The Families First Coronavirus Response Act, passed in early 2020, provided additional federal money for Medicaid to help states cope with the COVID-19 pandemic. The COVID package also prevented states from removing someone from Medicaid, a health insurance program run by states for low-income people, children, pregnant women, elderly adults and people with disabilities. It’s run by states but jointly paid for by state and federal governments.

The extra Medicaid money coming to states will be phased out this year.

Traditionally, a Medicaid recipient needs to show they still qualify for the benefit once a year. Because the annual review process didn’t take place, South Carolina’s Medicaid rolls grew by 300,000 above the 1 million South Carolinians typically on Medicaid before the pandemic.

“During the public health emergency, the federal government made the rule that states’ Medicaid agencies should not perform eligibility determinations. So we did not know if they were eligible,” said Robert Kerr, director of the S.C. Department of Health and Human Services. “If they came on the rolls during the pandemic, they stayed on the rolls.”

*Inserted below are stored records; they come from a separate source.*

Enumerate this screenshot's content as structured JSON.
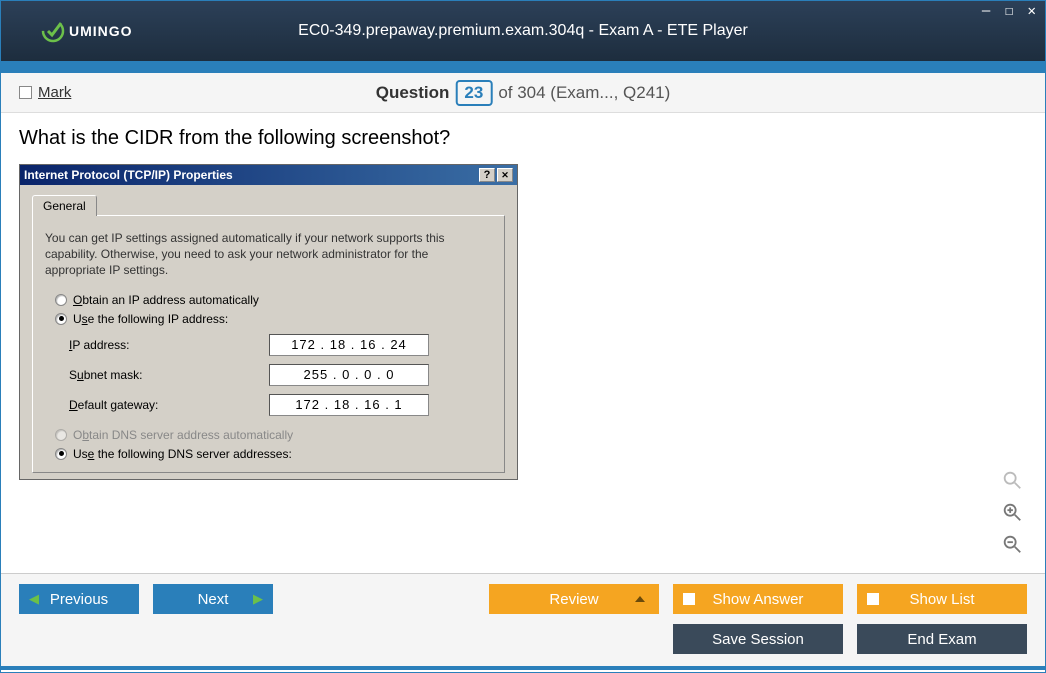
{
  "titlebar": {
    "logo_text": "UMINGO",
    "title": "EC0-349.prepaway.premium.exam.304q - Exam A - ETE Player",
    "win_btns": "—  ☐  ✕"
  },
  "qbar": {
    "mark_label": "Mark",
    "question_word": "Question",
    "current": "23",
    "suffix": "of 304 (Exam..., Q241)"
  },
  "question": {
    "text": "What is the CIDR from the following screenshot?"
  },
  "tcpip": {
    "title": "Internet Protocol (TCP/IP) Properties",
    "help_btn": "?",
    "close_btn": "✕",
    "tab": "General",
    "description": "You can get IP settings assigned automatically if your network supports this capability. Otherwise, you need to ask your network administrator for the appropriate IP settings.",
    "radio_auto": "Obtain an IP address automatically",
    "radio_manual": "Use the following IP address:",
    "ip_label": "IP address:",
    "ip_value": "172 . 18 . 16 . 24",
    "subnet_label": "Subnet mask:",
    "subnet_value": "255 .  0  .  0  .  0",
    "gateway_label": "Default gateway:",
    "gateway_value": "172 . 18 . 16 .  1",
    "dns_auto": "Obtain DNS server address automatically",
    "dns_manual": "Use the following DNS server addresses:"
  },
  "footer": {
    "previous": "Previous",
    "next": "Next",
    "review": "Review",
    "show_answer": "Show Answer",
    "show_list": "Show List",
    "save_session": "Save Session",
    "end_exam": "End Exam"
  }
}
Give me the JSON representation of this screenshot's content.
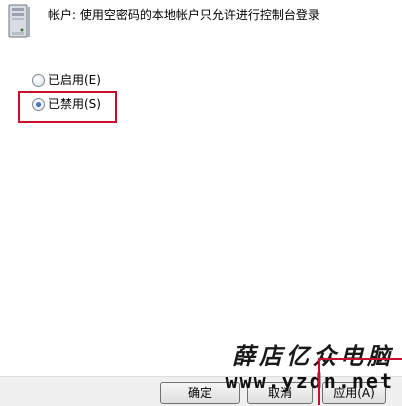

As part of a federal spending bill passed in December, states must now restart annual reviews of people on Medicaid.

That work will begin in April.

“We’re getting back to the almost the exact same way (it was done) before the public health emergency,” said Jeff Leieritz, the director of communications for the Department of Health and Human Services.

When people no longer qualify for Medicaid, they are directed to the health insurance marketplace created through the Affordable Care Act or encouraged to sign on to their employer’s health insurance plan, Leieritz said.

“Since we have not performed reviews last few years during COVID, we expect some people will drop off those rolls having their eligibility probably change,” Kerr said.

Despite the anticipated drop in Medicaid recipients in the state, Health and Human Services is asking for more money from state coffers to run its health insurance programs.

The agency is asking for nearly $196 million for Medicaid and Medicare programs. Part of that request includes replacing matching dollars lost from a decrease in federal funding because the state’s economy is doing well, Medicare premium increases, increased reimbursement rates, increased costs for inflation and other costs to maintain the same level of service in the state.

“For example, the increased cost of drugs is also in here. We have inflationary costs for drugs we can’t control where we’ve had to increase rates during the year,” Kerr said.